La science derrière la découverte
Le travail a été dirigé par Oded Aharonson, de l’Institut Weizmann des Sciences (Israël), avec une équipe internationale. Grâce à des modèles thermiques et des données orbitales du Lunar Reconnaissance Orbiter (LRO), les chercheurs ont reconstruit l’évolution de ces régions et ont conclu que certaines ont accumulé de la glace de manière continue pendant des milliards d’années.
La faible inclinaison axiale de la Lune génère des zones en ombre permanente, où les conditions thermiques sont stables. Cependant, l’étude révèle qu’il y a des milliards d’années, l’inclinaison était plus grande, ce qui impliquait une exposition solaire différente. Avec le temps, l’axe s’est stabilisé et le nombre de cratères en obscurité perpétuelle a augmenté, les transformant en dépôts naturels d’eau gelée.
Implications pour l’exploration spatiale
La découverte a un impact direct sur le programme Artemis de la NASA, qui cherche à établir une présence soutenue sur la Lune au cours de la prochaine décennie. La glace lunaire ne serait pas seulement une source d’eau potable pour les futures équipages, mais aussi une ressource énergétique stratégique : par électrolyse, elle peut être décomposée en hydrogène et oxygène, composants essentiels pour produire du carburant de fusée.

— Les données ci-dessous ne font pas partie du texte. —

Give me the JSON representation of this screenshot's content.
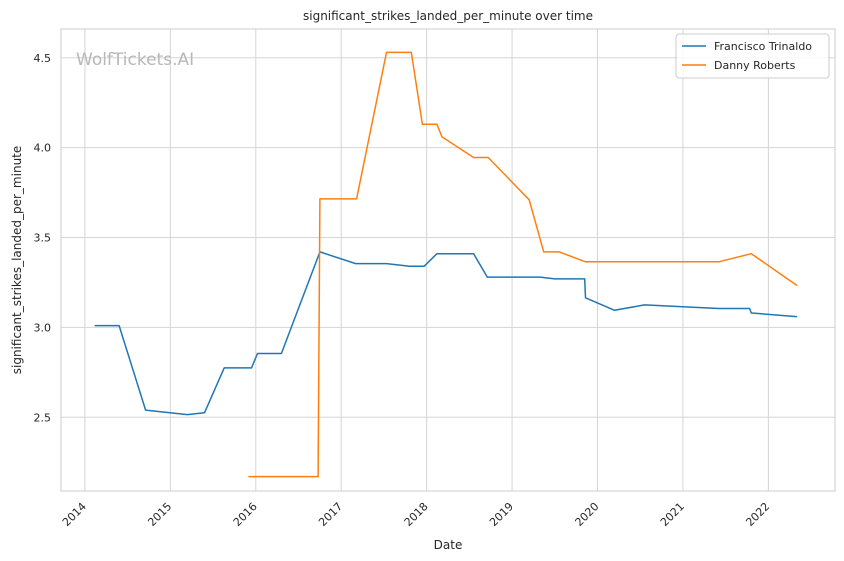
{
  "chart_data": {
    "type": "line",
    "title": "significant_strikes_landed_per_minute over time",
    "xlabel": "Date",
    "ylabel": "significant_strikes_landed_per_minute",
    "xlim": [
      2013.72,
      2022.78
    ],
    "ylim": [
      2.09,
      4.66
    ],
    "x_ticks": [
      2014,
      2015,
      2016,
      2017,
      2018,
      2019,
      2020,
      2021,
      2022
    ],
    "y_ticks": [
      2.5,
      3.0,
      3.5,
      4.0,
      4.5
    ],
    "grid": true,
    "legend_position": "top-right",
    "watermark": "WolfTickets.AI",
    "series": [
      {
        "name": "Francisco Trinaldo",
        "color": "#1f77b4",
        "x": [
          2014.12,
          2014.4,
          2014.71,
          2015.2,
          2015.4,
          2015.63,
          2015.95,
          2016.02,
          2016.3,
          2016.75,
          2017.17,
          2017.53,
          2017.8,
          2017.97,
          2018.12,
          2018.55,
          2018.71,
          2019.33,
          2019.5,
          2019.85,
          2019.86,
          2020.2,
          2020.55,
          2021.42,
          2021.78,
          2021.8,
          2022.33
        ],
        "y": [
          3.01,
          3.01,
          2.54,
          2.515,
          2.525,
          2.775,
          2.775,
          2.855,
          2.855,
          3.42,
          3.355,
          3.355,
          3.34,
          3.34,
          3.41,
          3.41,
          3.28,
          3.28,
          3.27,
          3.27,
          3.165,
          3.095,
          3.125,
          3.105,
          3.105,
          3.08,
          3.06
        ]
      },
      {
        "name": "Danny Roberts",
        "color": "#ff7f0e",
        "x": [
          2015.92,
          2016.73,
          2016.75,
          2017.18,
          2017.53,
          2017.82,
          2017.95,
          2018.12,
          2018.18,
          2018.55,
          2018.72,
          2019.2,
          2019.37,
          2019.55,
          2019.86,
          2021.42,
          2021.8,
          2022.33
        ],
        "y": [
          2.17,
          2.17,
          3.715,
          3.715,
          4.53,
          4.53,
          4.13,
          4.13,
          4.06,
          3.945,
          3.945,
          3.71,
          3.42,
          3.42,
          3.365,
          3.365,
          3.41,
          3.235
        ]
      }
    ]
  }
}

Cela ouvre la possibilité de transformer le pôle sud lunaire en une plateforme de ravitaillement pour des missions plus ambitieuses, comme des voyages habités vers Mars.

Nouvelles stratégies d’exploration
L’étude redéfinit également les priorités d’exploration. Certains cratères traditionnellement considérés comme stratégiques ne seraient pas les plus efficaces pour accumuler de l’eau, tandis que d’autres régions moins explorées montrent des conditions plus stables.
Cette nouvelle carte fonctionne comme un guide pour les futures missions robotiques et habitées, qui chercheront à obtenir des échantillons directs de la glace lunaire.
Une ressource limitée
Les scientifiques avertissent que la glace lunaire n’est pas une ressource renouvelable. Contrairement à la Terre, où il existe un cycle hydrologique actif, sur la Lune, l’eau s’accumule par des processus sporadiques, comme les impacts de comètes ou les interactions avec le vent solaire.
Une fois extraite et utilisée, elle se perd dans le vide de l’espace. C’est pourquoi son exploitation pose des défis technologiques, politiques et environnementaux, dans un contexte où il n’existe pas encore d’accords mondiaux sur la gestion des ressources extraterrestres.
La découverte des pièges à froid redéfinit la stratégie d’exploration lunaire et renforce l’intérêt pour l’installation de bases permanentes hors de la Terre. La glace du pôle sud lunaire pourrait devenir la ressource qui fait la différence entre des missions temporaires et une véritable présence humaine soutenue dans l’espace.